"asia pacific arts" says

Posted by The Elements On Monday, March 1, 2010 0 comments
http://www.asiaarts.ucla.edu/090501/article.asp?parentID=107769

Waking Life and Death: Children of the Pyre review
By Rowena Aquino

Winner of the Grand Jury Prize for Best Documentary, Rajesh S. Jala's Children of the Pyre takes a direct approach to documenting the lives of children born to work at the Makarnika Cremation Grounds.

The startling documentary Children of the Pyre arrived at the IFFLA last weekend to present the unsettling yet undeniably affecting lives of seven young boys who are among some of the children who work in Varanasi, Banaras, India as cremators. Filmed over the course of 18 months in the "busiest" and most sacred cremation ground in India – the Makarnika Cremation Grounds – located along the banks of the Ganges River, filmmaker Rajesh S. Jala's latest feature-length documentary upends and redefines the meaning of "direct" in direct cinema and its observational, non-interventionist style.

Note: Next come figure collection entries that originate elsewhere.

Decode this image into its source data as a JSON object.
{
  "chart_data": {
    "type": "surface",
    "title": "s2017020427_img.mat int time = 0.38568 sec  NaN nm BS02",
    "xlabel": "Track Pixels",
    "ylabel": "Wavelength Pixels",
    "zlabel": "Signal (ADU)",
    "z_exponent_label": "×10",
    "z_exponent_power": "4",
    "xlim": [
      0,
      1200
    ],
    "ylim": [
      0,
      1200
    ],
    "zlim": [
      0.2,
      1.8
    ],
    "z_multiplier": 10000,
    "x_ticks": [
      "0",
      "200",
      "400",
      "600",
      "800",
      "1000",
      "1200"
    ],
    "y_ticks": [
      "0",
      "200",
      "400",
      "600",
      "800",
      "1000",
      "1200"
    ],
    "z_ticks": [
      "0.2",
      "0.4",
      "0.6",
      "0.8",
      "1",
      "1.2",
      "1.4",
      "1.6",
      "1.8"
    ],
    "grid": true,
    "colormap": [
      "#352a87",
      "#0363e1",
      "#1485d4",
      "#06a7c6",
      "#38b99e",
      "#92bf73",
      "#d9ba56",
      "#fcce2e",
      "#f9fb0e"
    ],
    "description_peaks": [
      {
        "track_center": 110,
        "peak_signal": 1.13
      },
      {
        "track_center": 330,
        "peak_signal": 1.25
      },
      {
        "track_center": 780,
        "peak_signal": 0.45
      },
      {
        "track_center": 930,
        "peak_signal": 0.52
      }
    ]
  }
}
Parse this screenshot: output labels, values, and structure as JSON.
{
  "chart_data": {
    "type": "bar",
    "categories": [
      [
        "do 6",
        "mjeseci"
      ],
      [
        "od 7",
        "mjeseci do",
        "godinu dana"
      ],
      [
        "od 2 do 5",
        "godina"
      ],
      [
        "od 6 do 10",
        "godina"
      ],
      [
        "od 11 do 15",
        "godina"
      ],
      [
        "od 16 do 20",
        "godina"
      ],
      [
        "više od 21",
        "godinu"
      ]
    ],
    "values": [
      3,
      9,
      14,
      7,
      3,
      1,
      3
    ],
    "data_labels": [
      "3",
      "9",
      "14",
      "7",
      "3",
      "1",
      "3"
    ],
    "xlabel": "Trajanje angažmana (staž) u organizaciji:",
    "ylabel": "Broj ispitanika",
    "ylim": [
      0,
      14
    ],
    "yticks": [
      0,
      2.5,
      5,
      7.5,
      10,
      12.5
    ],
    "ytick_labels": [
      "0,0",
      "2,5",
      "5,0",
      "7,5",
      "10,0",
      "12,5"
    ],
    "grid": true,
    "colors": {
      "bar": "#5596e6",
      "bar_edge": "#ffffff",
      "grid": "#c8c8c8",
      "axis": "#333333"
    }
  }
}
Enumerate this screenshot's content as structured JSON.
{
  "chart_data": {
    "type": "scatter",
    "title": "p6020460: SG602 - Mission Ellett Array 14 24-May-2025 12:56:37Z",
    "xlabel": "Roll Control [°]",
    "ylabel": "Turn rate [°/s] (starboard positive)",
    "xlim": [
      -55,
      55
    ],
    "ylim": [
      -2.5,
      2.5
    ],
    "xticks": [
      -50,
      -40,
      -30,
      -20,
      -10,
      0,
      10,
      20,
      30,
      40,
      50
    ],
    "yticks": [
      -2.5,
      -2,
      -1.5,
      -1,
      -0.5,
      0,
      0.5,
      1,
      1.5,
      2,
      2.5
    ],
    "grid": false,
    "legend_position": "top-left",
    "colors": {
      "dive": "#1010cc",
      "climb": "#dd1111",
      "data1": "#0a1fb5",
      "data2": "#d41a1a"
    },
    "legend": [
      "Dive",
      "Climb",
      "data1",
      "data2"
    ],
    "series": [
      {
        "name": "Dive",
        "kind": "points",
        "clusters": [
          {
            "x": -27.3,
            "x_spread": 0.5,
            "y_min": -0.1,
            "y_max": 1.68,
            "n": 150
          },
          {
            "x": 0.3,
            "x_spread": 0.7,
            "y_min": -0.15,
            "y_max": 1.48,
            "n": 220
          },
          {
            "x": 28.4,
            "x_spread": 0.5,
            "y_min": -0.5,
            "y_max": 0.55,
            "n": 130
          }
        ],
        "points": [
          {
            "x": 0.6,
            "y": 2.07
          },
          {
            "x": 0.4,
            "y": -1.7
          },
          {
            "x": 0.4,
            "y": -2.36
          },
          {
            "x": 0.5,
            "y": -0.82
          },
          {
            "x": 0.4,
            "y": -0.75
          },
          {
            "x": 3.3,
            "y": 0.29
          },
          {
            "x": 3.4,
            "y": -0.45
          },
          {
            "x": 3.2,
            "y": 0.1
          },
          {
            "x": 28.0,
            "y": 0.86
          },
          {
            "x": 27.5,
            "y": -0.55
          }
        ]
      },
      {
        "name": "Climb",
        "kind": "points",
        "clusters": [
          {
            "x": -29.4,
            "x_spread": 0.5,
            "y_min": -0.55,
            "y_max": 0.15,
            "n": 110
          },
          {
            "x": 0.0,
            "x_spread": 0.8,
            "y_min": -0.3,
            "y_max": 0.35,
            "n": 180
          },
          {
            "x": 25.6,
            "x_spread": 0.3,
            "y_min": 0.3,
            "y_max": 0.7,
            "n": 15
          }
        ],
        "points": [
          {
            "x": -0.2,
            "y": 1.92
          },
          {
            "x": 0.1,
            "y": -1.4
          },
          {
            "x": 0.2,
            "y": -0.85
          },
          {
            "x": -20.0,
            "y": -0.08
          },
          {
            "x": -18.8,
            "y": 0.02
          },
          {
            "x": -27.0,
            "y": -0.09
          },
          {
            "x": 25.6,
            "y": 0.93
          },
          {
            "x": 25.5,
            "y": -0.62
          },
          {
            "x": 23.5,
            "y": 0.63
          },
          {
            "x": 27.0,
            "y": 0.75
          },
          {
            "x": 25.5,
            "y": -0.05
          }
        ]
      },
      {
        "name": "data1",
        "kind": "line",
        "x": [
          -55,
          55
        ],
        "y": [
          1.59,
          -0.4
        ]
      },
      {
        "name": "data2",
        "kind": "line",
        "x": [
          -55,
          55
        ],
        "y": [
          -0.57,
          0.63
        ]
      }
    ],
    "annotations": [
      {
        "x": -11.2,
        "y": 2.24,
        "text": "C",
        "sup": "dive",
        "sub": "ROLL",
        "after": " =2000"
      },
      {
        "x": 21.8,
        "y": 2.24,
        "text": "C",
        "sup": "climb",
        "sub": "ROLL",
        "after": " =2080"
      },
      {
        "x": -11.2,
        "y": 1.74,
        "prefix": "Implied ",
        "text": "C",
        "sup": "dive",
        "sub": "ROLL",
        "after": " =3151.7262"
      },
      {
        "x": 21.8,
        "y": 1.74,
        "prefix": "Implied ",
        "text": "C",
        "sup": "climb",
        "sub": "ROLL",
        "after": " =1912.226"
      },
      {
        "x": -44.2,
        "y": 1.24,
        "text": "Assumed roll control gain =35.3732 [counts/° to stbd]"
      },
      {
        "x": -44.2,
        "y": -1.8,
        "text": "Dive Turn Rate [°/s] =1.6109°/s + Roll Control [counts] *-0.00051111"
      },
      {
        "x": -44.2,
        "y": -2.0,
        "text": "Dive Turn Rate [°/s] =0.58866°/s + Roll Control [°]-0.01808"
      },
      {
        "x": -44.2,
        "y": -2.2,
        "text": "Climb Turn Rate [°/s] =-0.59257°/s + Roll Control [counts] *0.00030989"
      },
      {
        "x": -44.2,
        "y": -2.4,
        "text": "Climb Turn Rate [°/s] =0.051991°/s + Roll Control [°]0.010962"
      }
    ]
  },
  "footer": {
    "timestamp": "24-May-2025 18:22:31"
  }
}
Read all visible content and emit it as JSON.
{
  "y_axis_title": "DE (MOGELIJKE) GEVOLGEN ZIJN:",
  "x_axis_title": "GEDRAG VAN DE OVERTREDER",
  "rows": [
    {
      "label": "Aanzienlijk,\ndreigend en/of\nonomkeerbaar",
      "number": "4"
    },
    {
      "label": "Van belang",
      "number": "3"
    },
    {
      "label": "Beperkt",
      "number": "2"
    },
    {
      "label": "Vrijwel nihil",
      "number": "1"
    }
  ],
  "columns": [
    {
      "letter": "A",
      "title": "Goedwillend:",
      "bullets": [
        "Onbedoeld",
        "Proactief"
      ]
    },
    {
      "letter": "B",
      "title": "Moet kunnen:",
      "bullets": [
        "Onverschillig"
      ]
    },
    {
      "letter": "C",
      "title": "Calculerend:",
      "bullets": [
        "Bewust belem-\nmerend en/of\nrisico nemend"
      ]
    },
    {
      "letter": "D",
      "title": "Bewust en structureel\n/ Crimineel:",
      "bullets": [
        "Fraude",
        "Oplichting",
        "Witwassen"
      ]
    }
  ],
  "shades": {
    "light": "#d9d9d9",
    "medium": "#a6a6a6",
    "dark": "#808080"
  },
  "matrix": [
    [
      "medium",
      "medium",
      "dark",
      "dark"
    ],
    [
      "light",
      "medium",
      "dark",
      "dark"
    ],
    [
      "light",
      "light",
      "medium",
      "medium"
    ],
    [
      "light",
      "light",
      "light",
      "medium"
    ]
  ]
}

The film is nothing but direct in speaking with and filming the 7 children, in showing the process of cremation, and even close up shots of burning bodies. At the same time, there is no attempt to hide the presence of Jala and the camera mediating the boys' lives. In individual interviews, some of the children like Ravi express desire to end the conversation to go off and do something else, or call Jala on possible prejudice – against, for example, the fact that a majority of the boys smoke marijuana. As such, what one sees on the screen never translates as the result of a claim that "these images give an over-arching view" of these children's lives. The camera does not serve here as a kind of morbid avatar to experience living in and off of funeral pyres like the children, only to stamp upon it during the editing process a narrative arc of happy closure where the children "get out" -- so that spectators can feel good about having watched wretched conditions while not being in the same situation.



So let's say the obvious: the problem with most documentary films that deal with some kind of explicit content, especially when children are involved, is the impulse to contain the subject within the film – by tracing an all's-well-that-ends-well arc for drama's sake. Not that I don't want a happy ending – who doesn't? But the danger, even hypocrisy, in participating in harsh living conditions while filming people and situations is that the rush to the happy ending can all but eclipse the actual everyday lives of those who, unlike the camera (because it isn't human) and unlike the filmmaker (because…well, s/he is a filmmaker), cannot or do not move out. Certainly, Jala wants to help these children and bring heightened awareness to the kind of social system that conditions and perpetuates such child labour. I don't question that. But what I appreciate most about Children of the Pyre is its understanding of the power of "present tense" filmmaking that direct cinema made all but the norm, while realising that direct cinema's "crisis" structure is at the very least defective and suspect.

Jala filmed over 100 hours of footage with the children, their respective families, and the locals that live or work in and around Makarnika. But the resulting film never leaves the cremation grounds, a decision that condenses the visual force of the subject, principally because the children more or less live, work and sleep there. And yes, visually, Children of the Pyre is a difficult film to watch. It's very physical, sensual, in the sense of being aware of the materiality of the body.

Images of the body abound, that result from this mode of living to which the children are more or less born (they are members of the "Dom" community – considered to be "untouchables"): some of the children's bodies are pockmarked due to constant exposure to the pyres (100-150 bodies are burned daily); body parts become detached as the pyre blazes; the burning of skin; the children's faces covered in sweat; the dancing body of a woman on a stage for a festival, located next door to the cremation grounds; Gagan, one of the boys, dancing himself, energetically, perhaps even joyously – to such a degree that he isn't aware of his talent; the piles of silk shrouds that cover the dead, which the boys snatch expertly in order to sell for their livelihood.

"Mode of living," "livelihood"? More like survival.